Welcome to Maria Arrieta en Vivo Radio Show!

Updated: Feb 17, 2020

"Human beings should not try to dominate nature through chemistry, in the name of progress." Rachel Carson, from her book "Silent Spring", 1962.

Thank you for joining us!

On our first show we gave a brief of what our show is going to be like. We spoke about the meaning of sustainable fashion, the origin of the ecological movement and we also spoke about the UN Sustainable Development Goals which will be the base for everything sustainable we speak about.

One of the achievements of consumerism has been the creation of a sector that moves billions of dollars a year and that, in addition to attracting the consumer without often knowing the consequences of their actions, is having devastating effects on the environment and on a very important part of the societies of the productive countries. In contrast to this unsustainable and unethical paradigm, an updated model called sustainable fashion, has also resurfaced.

Sustainable fashion, slow fashion or eco fashion is a growing philosophy with the goal of creating a system that can be supported indefinitely in terms of the human impact on the environment and social responsibility.

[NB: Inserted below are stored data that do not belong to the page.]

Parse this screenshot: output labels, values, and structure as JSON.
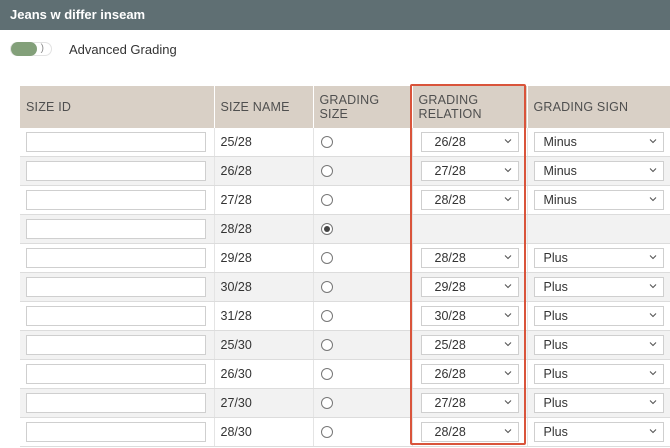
{
  "window": {
    "title": "Jeans w differ inseam"
  },
  "toggle": {
    "label": "Advanced Grading",
    "on": true,
    "accent": "#83a07a"
  },
  "table": {
    "headers": {
      "size_id": "SIZE ID",
      "size_name": "SIZE NAME",
      "grading_size": "GRADING SIZE",
      "grading_relation": "GRADING RELATION",
      "grading_sign": "GRADING SIGN"
    },
    "rows": [
      {
        "size_id": "",
        "size_name": "25/28",
        "grading_size": false,
        "relation": "26/28",
        "sign": "Minus"
      },
      {
        "size_id": "",
        "size_name": "26/28",
        "grading_size": false,
        "relation": "27/28",
        "sign": "Minus"
      },
      {
        "size_id": "",
        "size_name": "27/28",
        "grading_size": false,
        "relation": "28/28",
        "sign": "Minus"
      },
      {
        "size_id": "",
        "size_name": "28/28",
        "grading_size": true,
        "relation": null,
        "sign": null
      },
      {
        "size_id": "",
        "size_name": "29/28",
        "grading_size": false,
        "relation": "28/28",
        "sign": "Plus"
      },
      {
        "size_id": "",
        "size_name": "30/28",
        "grading_size": false,
        "relation": "29/28",
        "sign": "Plus"
      },
      {
        "size_id": "",
        "size_name": "31/28",
        "grading_size": false,
        "relation": "30/28",
        "sign": "Plus"
      },
      {
        "size_id": "",
        "size_name": "25/30",
        "grading_size": false,
        "relation": "25/28",
        "sign": "Plus"
      },
      {
        "size_id": "",
        "size_name": "26/30",
        "grading_size": false,
        "relation": "26/28",
        "sign": "Plus"
      },
      {
        "size_id": "",
        "size_name": "27/30",
        "grading_size": false,
        "relation": "27/28",
        "sign": "Plus"
      },
      {
        "size_id": "",
        "size_name": "28/30",
        "grading_size": false,
        "relation": "28/28",
        "sign": "Plus"
      }
    ]
  },
  "colors": {
    "titlebar": "#5f6f73",
    "header_bg": "#d9d0c6",
    "highlight_border": "#d9543b"
  }
}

Rachel Louise Carson (May 27, 1907 - April 14, 1964) American biologist, writer and conservationist whose book "Silent Spring" and other writings are credited with advancing the global environmental movement.

Carson began her career as an aquatic biologist at the US Office of Fisheries. She became a full-time nature writer in the 1950s. The success she had with the sales of her book in 1951, The Sea Around Us, earned her the US National Book Award. UU., Recognition that gave her great prestige as a writer. Her next book, The Edge of the Sea, and the reissued version of her first book, Under the Sea Wind, were also on the Bestsellers list. This marine trilogy explores all ocean life from the coast to the depths.

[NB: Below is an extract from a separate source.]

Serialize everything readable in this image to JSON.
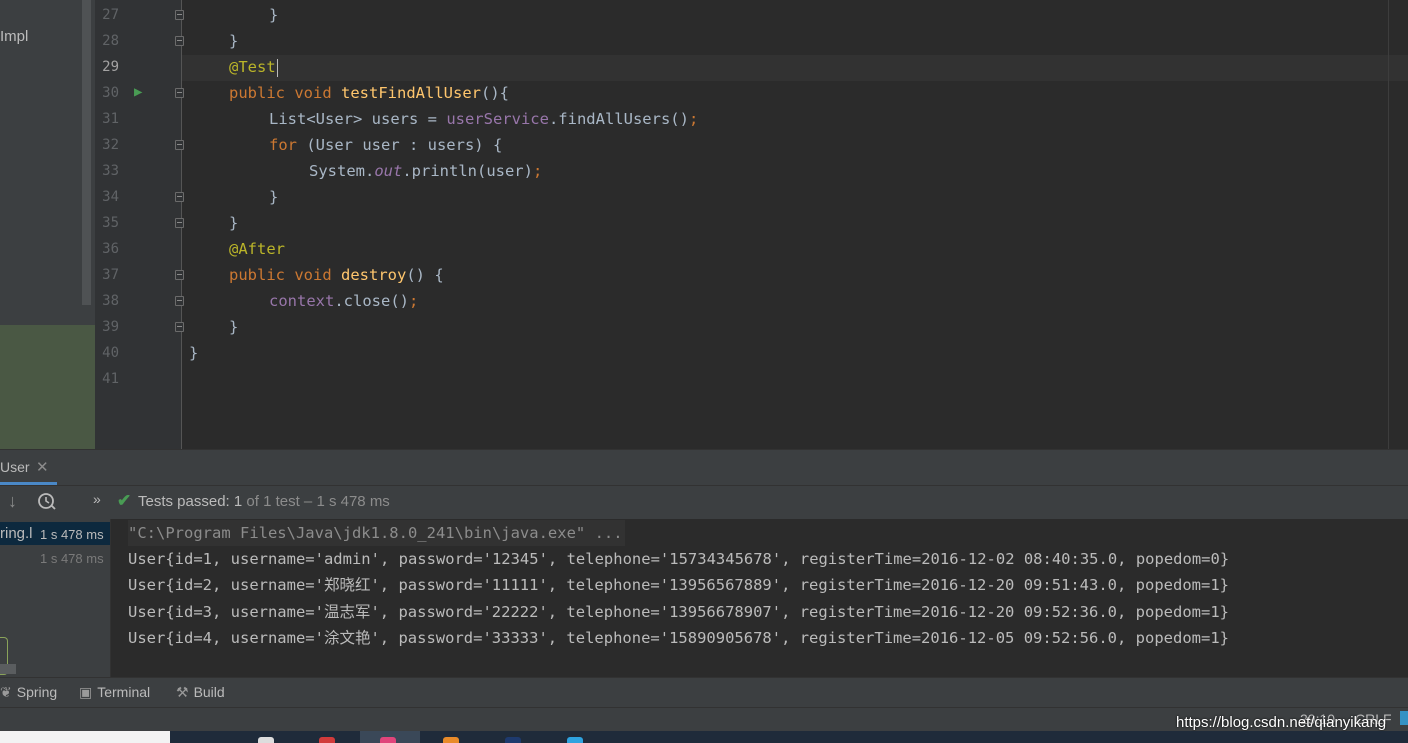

In the late 1950s, Carson turned her attention to conservation, specifically to some problems she believed were caused by synthetic pesticides. The result was the book Silent Spring (1962), which brought to light the environmental concerns at unprecedented levels of the American people. Although Silent Spring received fierce opposition from chemical companies, it stimulated a change in the national pesticide policy.

The work and testimony of Rachel Carson was what helped the creation, years after her death, of the United States Environmental Protection Agency, control in the use of DDT and other pesticides, to the celebration of Earth Day, to the laws that were issued in many countries on pesticides, insecticides, fungicides, rodenticides and similar products and the development of the philosophical and political movement that today is known as environmentalism.

Carson was awarded posthumously with the Presidential Medal of Freedom by President Jimmy Carter.

"Silent Spring"

"Human beings should not try to dominate nature through chemistry, in the name of progress." Rachel Carson

Rachel Carson in her book Silent Spring and since 1962 is already talking about the danger that bees run as a result of pesticides. Bees have a vital role in environmental processes, they are indispensable for the pollination of plants. Pollination is the exchange of pollen between flowers and its main reason is to achieve the reproduction of any type of seed and fruit, a fundamental process for the maintenance of life on earth.

At least 70 of the 100 products we eat, are dependent on the work of the bees and the function they fulfill.

You can buy her book here

We also spoke about Jane Fonda and Joaquin Phoenix reusing their clothes as a way to raise awareness about the polluting fashion industry.


And the 40,000 feathers JLO used at the Super Bowl which Versace claims were sourced ethically.

"Finding and collecting feathers that have fallen from birds in nature sounds good, but it is not a viable business model to provide designers with the volume of feathers they demand," says Yvonne Taylor, General Manager of Corporate Projects at PETA in the United Kingdom.

"PETA discovered that every time parts of animals are used in the fashion industry, corners are cut and abuse is common."




Here's where that statement came from:

Dr. Linda Greer is a former senior scientist at the Natural Resources Defense Council and now a world member at the Institute of Public and Environmental Affairs, a Chinese environmental NGO.

She believes that she could be inadvertently responsible for one of the most persistent negative facts about the fashion industry. Years ago, she examined the sources of water pollution in the only province of China that had good government data, the highly industrialized Jiangsu, and discovered that the textile industry was the second most polluting after the chemical industry in that particular province. Hence, she founded the Clean by Design program of the NRDC, which helped increase water and energy efficiency in Chinese textile factories, partly based on this transparent reverse calculation.

At some point in the next decade, the belief that globally, the fashion industry is the second most polluting industry after oil took off, much to her horror. (It continued to circulate even after I debunked it for Racked in 2017.) And better data has never emerged. “Somebody by now should have gone ahead and figured out what’s really true,” she says.